Top closers in Spain prepare for 15+ minutes before every call, researching the agent's listings and online presence
The best performer in France focuses on making the agent feel understood before ever mentioning the product
One closer described a technique of asking about the agent's biggest frustration first, then connecting the product to that specific pain point

These patterns came from 20-minute phone conversations, conducted in Spanish and French, with full transcripts I could analyze afterward. No survey, no written questionnaire -- the kind of unstructured intelligence that only comes from actual conversation.

Voice as an Execution Surface

The call itself is the least interesting part of the system. What matters is everything around it:

Before the call: I pull the person's context from CRM, check their engagement score, review recent interactions, and craft a prompt tailored to them. A call to a high-churn-risk agent gets a different tone than a call to book a demo with a warm lead.

During the call: The voice agent runs autonomously. I can't intervene mid-call (yet), but the prompt injection gives me control over the agent's behavior, boundaries, and data collection goals.

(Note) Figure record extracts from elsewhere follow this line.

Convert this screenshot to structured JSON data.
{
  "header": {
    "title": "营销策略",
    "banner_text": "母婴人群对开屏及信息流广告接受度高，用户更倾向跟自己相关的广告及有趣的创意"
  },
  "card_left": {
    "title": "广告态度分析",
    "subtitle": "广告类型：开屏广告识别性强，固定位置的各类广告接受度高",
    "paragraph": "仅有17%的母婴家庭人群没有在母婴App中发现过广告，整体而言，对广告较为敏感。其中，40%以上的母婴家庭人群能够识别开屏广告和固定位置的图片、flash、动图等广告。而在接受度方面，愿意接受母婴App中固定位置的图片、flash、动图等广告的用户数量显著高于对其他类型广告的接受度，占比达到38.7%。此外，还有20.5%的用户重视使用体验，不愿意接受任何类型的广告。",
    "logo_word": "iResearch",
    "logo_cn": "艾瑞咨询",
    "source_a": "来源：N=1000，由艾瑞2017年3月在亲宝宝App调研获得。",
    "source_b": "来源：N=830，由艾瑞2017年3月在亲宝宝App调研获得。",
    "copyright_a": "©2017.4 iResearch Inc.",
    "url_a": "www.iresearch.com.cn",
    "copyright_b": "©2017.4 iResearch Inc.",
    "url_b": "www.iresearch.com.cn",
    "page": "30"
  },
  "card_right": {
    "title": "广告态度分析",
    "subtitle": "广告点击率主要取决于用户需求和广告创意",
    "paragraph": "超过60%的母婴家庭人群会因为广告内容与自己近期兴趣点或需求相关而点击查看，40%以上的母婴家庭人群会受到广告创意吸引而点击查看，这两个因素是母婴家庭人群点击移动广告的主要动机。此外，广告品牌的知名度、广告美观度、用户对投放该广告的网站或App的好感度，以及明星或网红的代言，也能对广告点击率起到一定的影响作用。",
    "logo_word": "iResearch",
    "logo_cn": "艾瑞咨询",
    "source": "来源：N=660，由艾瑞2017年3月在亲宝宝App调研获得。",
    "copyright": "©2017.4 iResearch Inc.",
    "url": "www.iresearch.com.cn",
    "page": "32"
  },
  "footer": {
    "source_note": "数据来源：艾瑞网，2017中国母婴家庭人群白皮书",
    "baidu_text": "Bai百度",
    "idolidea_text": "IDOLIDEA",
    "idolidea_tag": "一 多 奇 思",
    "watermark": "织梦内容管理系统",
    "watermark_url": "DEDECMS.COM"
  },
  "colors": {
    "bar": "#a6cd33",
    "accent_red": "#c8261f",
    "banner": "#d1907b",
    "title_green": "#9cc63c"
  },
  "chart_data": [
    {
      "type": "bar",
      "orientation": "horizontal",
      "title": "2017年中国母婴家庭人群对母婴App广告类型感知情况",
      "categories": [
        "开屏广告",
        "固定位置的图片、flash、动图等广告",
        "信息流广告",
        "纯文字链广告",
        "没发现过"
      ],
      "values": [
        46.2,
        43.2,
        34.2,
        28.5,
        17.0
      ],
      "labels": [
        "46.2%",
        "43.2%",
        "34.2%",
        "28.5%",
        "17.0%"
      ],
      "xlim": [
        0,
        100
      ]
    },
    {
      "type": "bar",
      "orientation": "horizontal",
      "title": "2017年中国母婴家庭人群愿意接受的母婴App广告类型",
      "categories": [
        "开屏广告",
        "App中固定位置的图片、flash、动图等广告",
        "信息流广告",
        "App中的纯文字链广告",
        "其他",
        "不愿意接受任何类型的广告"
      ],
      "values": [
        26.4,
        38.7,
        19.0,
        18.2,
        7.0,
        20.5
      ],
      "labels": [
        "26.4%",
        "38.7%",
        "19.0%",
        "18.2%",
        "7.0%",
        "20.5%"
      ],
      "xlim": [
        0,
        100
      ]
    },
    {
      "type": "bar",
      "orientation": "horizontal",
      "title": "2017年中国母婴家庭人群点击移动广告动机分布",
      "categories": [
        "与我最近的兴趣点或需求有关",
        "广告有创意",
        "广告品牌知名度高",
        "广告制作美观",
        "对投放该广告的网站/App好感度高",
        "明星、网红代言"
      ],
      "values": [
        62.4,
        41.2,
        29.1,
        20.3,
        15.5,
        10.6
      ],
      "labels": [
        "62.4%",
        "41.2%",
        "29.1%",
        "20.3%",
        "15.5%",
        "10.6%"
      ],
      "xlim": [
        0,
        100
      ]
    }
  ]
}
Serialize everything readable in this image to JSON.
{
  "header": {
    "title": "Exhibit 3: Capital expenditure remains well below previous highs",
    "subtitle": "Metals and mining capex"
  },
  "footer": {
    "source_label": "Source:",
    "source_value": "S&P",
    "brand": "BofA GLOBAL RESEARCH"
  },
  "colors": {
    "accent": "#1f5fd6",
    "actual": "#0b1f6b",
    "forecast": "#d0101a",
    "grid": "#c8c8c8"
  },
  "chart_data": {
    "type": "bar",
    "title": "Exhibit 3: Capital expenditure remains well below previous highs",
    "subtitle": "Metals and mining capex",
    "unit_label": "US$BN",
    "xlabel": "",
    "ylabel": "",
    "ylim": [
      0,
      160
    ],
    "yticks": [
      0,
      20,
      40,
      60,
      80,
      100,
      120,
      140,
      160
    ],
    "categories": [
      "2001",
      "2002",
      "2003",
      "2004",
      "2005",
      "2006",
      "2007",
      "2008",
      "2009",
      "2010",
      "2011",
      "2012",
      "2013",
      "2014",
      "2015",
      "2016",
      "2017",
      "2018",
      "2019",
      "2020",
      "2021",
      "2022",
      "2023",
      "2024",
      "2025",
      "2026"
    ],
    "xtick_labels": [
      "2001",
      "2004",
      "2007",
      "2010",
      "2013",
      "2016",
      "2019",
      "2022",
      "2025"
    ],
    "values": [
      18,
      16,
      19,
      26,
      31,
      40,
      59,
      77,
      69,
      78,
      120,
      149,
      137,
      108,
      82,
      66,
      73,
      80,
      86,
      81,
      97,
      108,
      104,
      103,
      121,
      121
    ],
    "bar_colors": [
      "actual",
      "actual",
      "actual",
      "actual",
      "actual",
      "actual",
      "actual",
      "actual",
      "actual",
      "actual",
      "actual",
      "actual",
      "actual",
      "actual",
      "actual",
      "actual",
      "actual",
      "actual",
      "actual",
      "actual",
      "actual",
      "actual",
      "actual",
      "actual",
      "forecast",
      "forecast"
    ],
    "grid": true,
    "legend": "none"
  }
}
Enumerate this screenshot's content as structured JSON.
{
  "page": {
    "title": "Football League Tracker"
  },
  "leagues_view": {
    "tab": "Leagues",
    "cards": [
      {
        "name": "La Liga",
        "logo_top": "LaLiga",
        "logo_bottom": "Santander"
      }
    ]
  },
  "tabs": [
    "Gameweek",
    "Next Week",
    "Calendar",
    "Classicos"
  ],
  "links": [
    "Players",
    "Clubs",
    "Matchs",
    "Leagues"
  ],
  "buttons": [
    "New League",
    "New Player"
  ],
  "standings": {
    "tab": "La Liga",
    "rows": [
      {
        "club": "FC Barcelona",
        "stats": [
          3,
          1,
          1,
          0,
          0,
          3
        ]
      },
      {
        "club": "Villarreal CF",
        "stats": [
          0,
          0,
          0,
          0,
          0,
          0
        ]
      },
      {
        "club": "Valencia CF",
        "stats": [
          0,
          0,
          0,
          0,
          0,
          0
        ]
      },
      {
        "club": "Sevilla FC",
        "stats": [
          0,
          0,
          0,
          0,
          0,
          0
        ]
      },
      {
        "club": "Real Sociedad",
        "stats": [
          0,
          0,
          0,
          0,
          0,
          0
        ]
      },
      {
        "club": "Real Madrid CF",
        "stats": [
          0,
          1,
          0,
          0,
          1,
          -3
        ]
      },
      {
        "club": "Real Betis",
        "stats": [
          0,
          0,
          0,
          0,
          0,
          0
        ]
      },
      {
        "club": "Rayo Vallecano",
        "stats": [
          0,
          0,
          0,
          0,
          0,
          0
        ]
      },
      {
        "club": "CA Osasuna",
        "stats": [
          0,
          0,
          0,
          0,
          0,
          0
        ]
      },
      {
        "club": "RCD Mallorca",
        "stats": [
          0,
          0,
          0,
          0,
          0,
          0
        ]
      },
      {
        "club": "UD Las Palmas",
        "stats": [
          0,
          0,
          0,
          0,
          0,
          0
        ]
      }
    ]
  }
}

After the call: The transcript lands in my conversation history. I extract key facts, update the person's profile, and trigger follow-up actions -- schedule a demo, flag a churn risk, update the sales pipeline. The transcript becomes a memory I can reference in future interactions.

The KPI isn't "calls made." It's "decisions advanced." A call that books a demo advances a decision. A call that surfaces a churn risk before the renewal date advances a decision. A call that maps a top closer's methodology advances a decision.

Voice isn't a feature. It's an execution surface -- one more way for accumulated context to create value through action.

What We Learned

Voice debugging requires live testing. There's no unit test for "does this sound natural in Spanish." You call, you listen, you adjust.
Per-call prompt injection beats per-agent configuration. One flexible agent is worth ten hardcoded ones.
Token limits are language-dependent. Spanish and French need more tokens per concept than English. Budget accordingly.
The agent should wait. Let the human speak first. An agent that starts talking before you've said hello feels like a robocall.
Context before call > call quality. A mediocre voice with great context outperforms a great voice reading a generic script.